Another easy way to sharpen your points is using a tool like a state of the art Motorised Dart Sharpener.
Tip: Quickly check the tips of your darts each time you play. Hooked points will shred your dartboard when you take them out.
Restore the grip, stop the slip
The moisture, salt (from sweat) and oil on your hands can corrode your dart barrels over time, and make them slippery. Cleaning your darts will also give you better grip by removing the slippery feeling and the grimy particles filling-in the hollows. To make your darts go the distance, clean them regularly. Do this by using any mild cleaner that can remove oil: alcohol based moist towelettes (wipes) are great – avoid any with hand lotion. If your barrel has a painted coating, it may be best to stick to the towelette method of cleaning.

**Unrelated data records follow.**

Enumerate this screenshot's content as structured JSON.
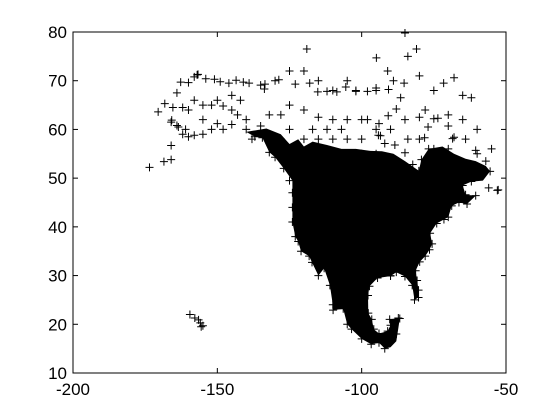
{
  "chart_data": {
    "type": "scatter",
    "title": "",
    "xlabel": "",
    "ylabel": "",
    "marker": "+",
    "marker_color": "#000000",
    "background": "#ffffff",
    "grid": false,
    "xlim": [
      -200,
      -50
    ],
    "ylim": [
      10,
      80
    ],
    "xticks": [
      -200,
      -150,
      -100,
      -50
    ],
    "yticks": [
      10,
      20,
      30,
      40,
      50,
      60,
      70,
      80
    ],
    "xtick_labels": [
      "-200",
      "-150",
      "-100",
      "-50"
    ],
    "ytick_labels": [
      "10",
      "20",
      "30",
      "40",
      "50",
      "60",
      "70",
      "80"
    ],
    "series": [
      {
        "points": [
          [
            -173.5,
            52.2
          ],
          [
            -170.5,
            63.6
          ],
          [
            -168.5,
            53.4
          ],
          [
            -168.2,
            65.3
          ],
          [
            -166,
            56.7
          ],
          [
            -166,
            53.8
          ],
          [
            -165.8,
            61.9
          ],
          [
            -165.4,
            64.5
          ],
          [
            -164,
            67.5
          ],
          [
            -163.5,
            60.5
          ],
          [
            -162.7,
            69.7
          ],
          [
            -160,
            69.6
          ],
          [
            -158,
            70.8
          ],
          [
            -157,
            71.2
          ],
          [
            -156.7,
            71.3
          ],
          [
            -154,
            70.4
          ],
          [
            -151,
            70.3
          ],
          [
            -149,
            69.8
          ],
          [
            -146,
            69.5
          ],
          [
            -143.5,
            70.1
          ],
          [
            -139,
            69.5
          ],
          [
            -135,
            69.1
          ],
          [
            -133.7,
            68.3
          ],
          [
            -130,
            70
          ],
          [
            -125,
            72
          ],
          [
            -120,
            72
          ],
          [
            -119,
            76.5
          ],
          [
            -115,
            70
          ],
          [
            -110,
            68
          ],
          [
            -105,
            70
          ],
          [
            -102,
            68
          ],
          [
            -95,
            68
          ],
          [
            -94.9,
            74.7
          ],
          [
            -91,
            72
          ],
          [
            -89,
            70
          ],
          [
            -85,
            79.8
          ],
          [
            -84,
            75
          ],
          [
            -81,
            76.5
          ],
          [
            -80,
            71
          ],
          [
            -75,
            68
          ],
          [
            -71.6,
            69.5
          ],
          [
            -68,
            70.6
          ],
          [
            -65,
            67
          ],
          [
            -62,
            66.5
          ],
          [
            -78,
            64
          ],
          [
            -70,
            63
          ],
          [
            -65,
            62
          ],
          [
            -60,
            60
          ],
          [
            -55,
            56
          ],
          [
            -58.5,
            52
          ],
          [
            -57,
            51.5
          ],
          [
            -60,
            55
          ],
          [
            -68.5,
            58.1
          ],
          [
            -70,
            56
          ],
          [
            -75,
            62.2
          ],
          [
            -80,
            62.5
          ],
          [
            -84,
            58
          ],
          [
            -90,
            60
          ],
          [
            -93.5,
            58.7
          ],
          [
            -95,
            60
          ],
          [
            -100,
            62
          ],
          [
            -105,
            62
          ],
          [
            -110,
            62
          ],
          [
            -115,
            62.5
          ],
          [
            -120,
            64
          ],
          [
            -125,
            65
          ],
          [
            -128,
            63
          ],
          [
            -132,
            63
          ],
          [
            -135,
            60.7
          ],
          [
            -138,
            58
          ],
          [
            -140,
            60
          ],
          [
            -145,
            61
          ],
          [
            -150,
            61.2
          ],
          [
            -152,
            60
          ],
          [
            -155,
            59
          ],
          [
            -158,
            58.8
          ],
          [
            -160,
            58.5
          ],
          [
            -162,
            59
          ],
          [
            -164,
            60.8
          ],
          [
            -166,
            61.5
          ],
          [
            -162,
            64.5
          ],
          [
            -158,
            66
          ],
          [
            -155,
            65
          ],
          [
            -152,
            65
          ],
          [
            -148,
            64.8
          ],
          [
            -145,
            64
          ],
          [
            -142,
            66
          ],
          [
            -140,
            62
          ],
          [
            -137,
            58.5
          ],
          [
            -134.4,
            58.3
          ],
          [
            -132,
            55.3
          ],
          [
            -130,
            54.3
          ],
          [
            -127,
            52
          ],
          [
            -125,
            49.5
          ],
          [
            -124,
            47
          ],
          [
            -124,
            44
          ],
          [
            -124,
            41
          ],
          [
            -123,
            38
          ],
          [
            -122,
            37
          ],
          [
            -121,
            35
          ],
          [
            -118.2,
            34
          ],
          [
            -117.2,
            32.7
          ],
          [
            -115,
            30
          ],
          [
            -113,
            31.5
          ],
          [
            -111,
            28
          ],
          [
            -110,
            24
          ],
          [
            -109.9,
            22.9
          ],
          [
            -106.4,
            23.2
          ],
          [
            -105,
            20
          ],
          [
            -103.5,
            19
          ],
          [
            -100,
            17
          ],
          [
            -96.7,
            15.9
          ],
          [
            -94,
            16.2
          ],
          [
            -92,
            15
          ],
          [
            -90.3,
            21
          ],
          [
            -88,
            18
          ],
          [
            -87.3,
            21.3
          ],
          [
            -86.8,
            21.2
          ],
          [
            -90,
            19.8
          ],
          [
            -91,
            18.6
          ],
          [
            -94,
            18.1
          ],
          [
            -95.8,
            19
          ],
          [
            -96.5,
            21
          ],
          [
            -97.7,
            22.3
          ],
          [
            -97.8,
            25.9
          ],
          [
            -97.3,
            27.8
          ],
          [
            -94.5,
            29.5
          ],
          [
            -90,
            29.9
          ],
          [
            -88,
            30.7
          ],
          [
            -85,
            29.8
          ],
          [
            -82.5,
            28
          ],
          [
            -81.7,
            25
          ],
          [
            -80.3,
            25.5
          ],
          [
            -80.3,
            27
          ],
          [
            -80.8,
            29
          ],
          [
            -81.3,
            31
          ],
          [
            -79.9,
            32.8
          ],
          [
            -78,
            34
          ],
          [
            -76.5,
            35.3
          ],
          [
            -75.6,
            36.5
          ],
          [
            -76.3,
            38.7
          ],
          [
            -74,
            40.7
          ],
          [
            -71.5,
            41.5
          ],
          [
            -70,
            42
          ],
          [
            -68.8,
            44.3
          ],
          [
            -66.3,
            45
          ],
          [
            -63.5,
            44.7
          ],
          [
            -60.5,
            46.4
          ],
          [
            -64,
            46.6
          ],
          [
            -65,
            48.5
          ],
          [
            -62,
            49.3
          ],
          [
            -56,
            48
          ],
          [
            -53,
            47.5
          ],
          [
            -52.7,
            47.6
          ],
          [
            -55.5,
            51.4
          ],
          [
            -57,
            53.5
          ],
          [
            -60.5,
            55.7
          ],
          [
            -64,
            58
          ],
          [
            -68,
            58.4
          ],
          [
            -70,
            60.7
          ],
          [
            -73.6,
            62.3
          ],
          [
            -77,
            60.5
          ],
          [
            -78.2,
            58.3
          ],
          [
            -76.8,
            56
          ],
          [
            -79.3,
            53.8
          ],
          [
            -80.2,
            51.5
          ],
          [
            -82.3,
            52.8
          ],
          [
            -85,
            55.2
          ],
          [
            -88.5,
            56.8
          ],
          [
            -92,
            57.1
          ],
          [
            -94.2,
            58.8
          ],
          [
            -94,
            61.2
          ],
          [
            -90.8,
            62.8
          ],
          [
            -88,
            64.2
          ],
          [
            -86.5,
            66.5
          ],
          [
            -85.3,
            69.5
          ],
          [
            -90.7,
            68.2
          ],
          [
            -95,
            68.5
          ],
          [
            -98,
            67.8
          ],
          [
            -102,
            67.8
          ],
          [
            -105.5,
            68.7
          ],
          [
            -108.6,
            67.7
          ],
          [
            -112,
            67.8
          ],
          [
            -115.2,
            67.7
          ],
          [
            -118,
            69.5
          ],
          [
            -123,
            69.3
          ],
          [
            -128.7,
            70.2
          ],
          [
            -133.5,
            69.3
          ],
          [
            -141,
            69.7
          ],
          [
            -155.6,
            19.5
          ],
          [
            -156.5,
            20.9
          ],
          [
            -157.8,
            21.3
          ],
          [
            -159.5,
            22
          ],
          [
            -155,
            19.7
          ],
          [
            -155.9,
            20.3
          ],
          [
            -120,
            50
          ],
          [
            -115,
            50
          ],
          [
            -110,
            50
          ],
          [
            -105,
            50
          ],
          [
            -100,
            50
          ],
          [
            -95,
            50
          ],
          [
            -90,
            48
          ],
          [
            -85,
            48
          ],
          [
            -80,
            48
          ],
          [
            -75,
            48
          ],
          [
            -120,
            45
          ],
          [
            -115,
            45
          ],
          [
            -110,
            45
          ],
          [
            -105,
            45
          ],
          [
            -100,
            45
          ],
          [
            -95,
            45
          ],
          [
            -90,
            45
          ],
          [
            -85,
            45
          ],
          [
            -80,
            45
          ],
          [
            -75,
            45
          ],
          [
            -120,
            40
          ],
          [
            -115,
            40
          ],
          [
            -110,
            40
          ],
          [
            -105,
            40
          ],
          [
            -100,
            40
          ],
          [
            -95,
            40
          ],
          [
            -90,
            40
          ],
          [
            -85,
            40
          ],
          [
            -80,
            40
          ],
          [
            -118,
            35
          ],
          [
            -112,
            35
          ],
          [
            -105,
            35
          ],
          [
            -98,
            35
          ],
          [
            -92,
            35
          ],
          [
            -86,
            35
          ],
          [
            -80,
            35
          ],
          [
            -110,
            30
          ],
          [
            -105,
            30
          ],
          [
            -100,
            30
          ],
          [
            -95,
            30
          ],
          [
            -90,
            30
          ],
          [
            -85,
            31
          ],
          [
            -108,
            25
          ],
          [
            -103,
            25
          ],
          [
            -100,
            25
          ],
          [
            -100,
            20
          ],
          [
            -98,
            18
          ],
          [
            -120,
            55
          ],
          [
            -115,
            55
          ],
          [
            -110,
            55
          ],
          [
            -105,
            55
          ],
          [
            -100,
            55
          ],
          [
            -95,
            55
          ],
          [
            -120,
            58
          ],
          [
            -115,
            58
          ],
          [
            -110,
            58
          ],
          [
            -105,
            58
          ],
          [
            -100,
            58
          ],
          [
            -150,
            66
          ],
          [
            -145,
            67
          ],
          [
            -155,
            62
          ],
          [
            -148,
            60
          ],
          [
            -143,
            63
          ],
          [
            -160,
            64
          ],
          [
            -161,
            60
          ],
          [
            -125,
            60
          ],
          [
            -128,
            58
          ],
          [
            -130,
            56
          ],
          [
            -117,
            60
          ],
          [
            -112,
            60
          ],
          [
            -107,
            60
          ],
          [
            -98,
            62
          ],
          [
            -85,
            62
          ],
          [
            -80,
            58
          ],
          [
            -75,
            56
          ],
          [
            -70,
            54
          ],
          [
            -65,
            52
          ],
          [
            -62,
            50
          ]
        ]
      }
    ]
  }
}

Another way to clean your darts is to get a bowl big enough to completely immerse the barrels you want to clean. Fill the bowl with warm water and add a small squirt of liquid detergent, then put the barrels in and leave them for a couple of hours (no longer than six). Using an old, soft toothbrush (preferably not the one your flatmate is currently using) can help to get into the knurls and clean out the particles that are filling in the hollows and patterns. But think ‘buff’ rather than ‘scour’ as you also want to keep the barrel’s protective coating intact.
Rinse the barrels in clean water and let them dry completely.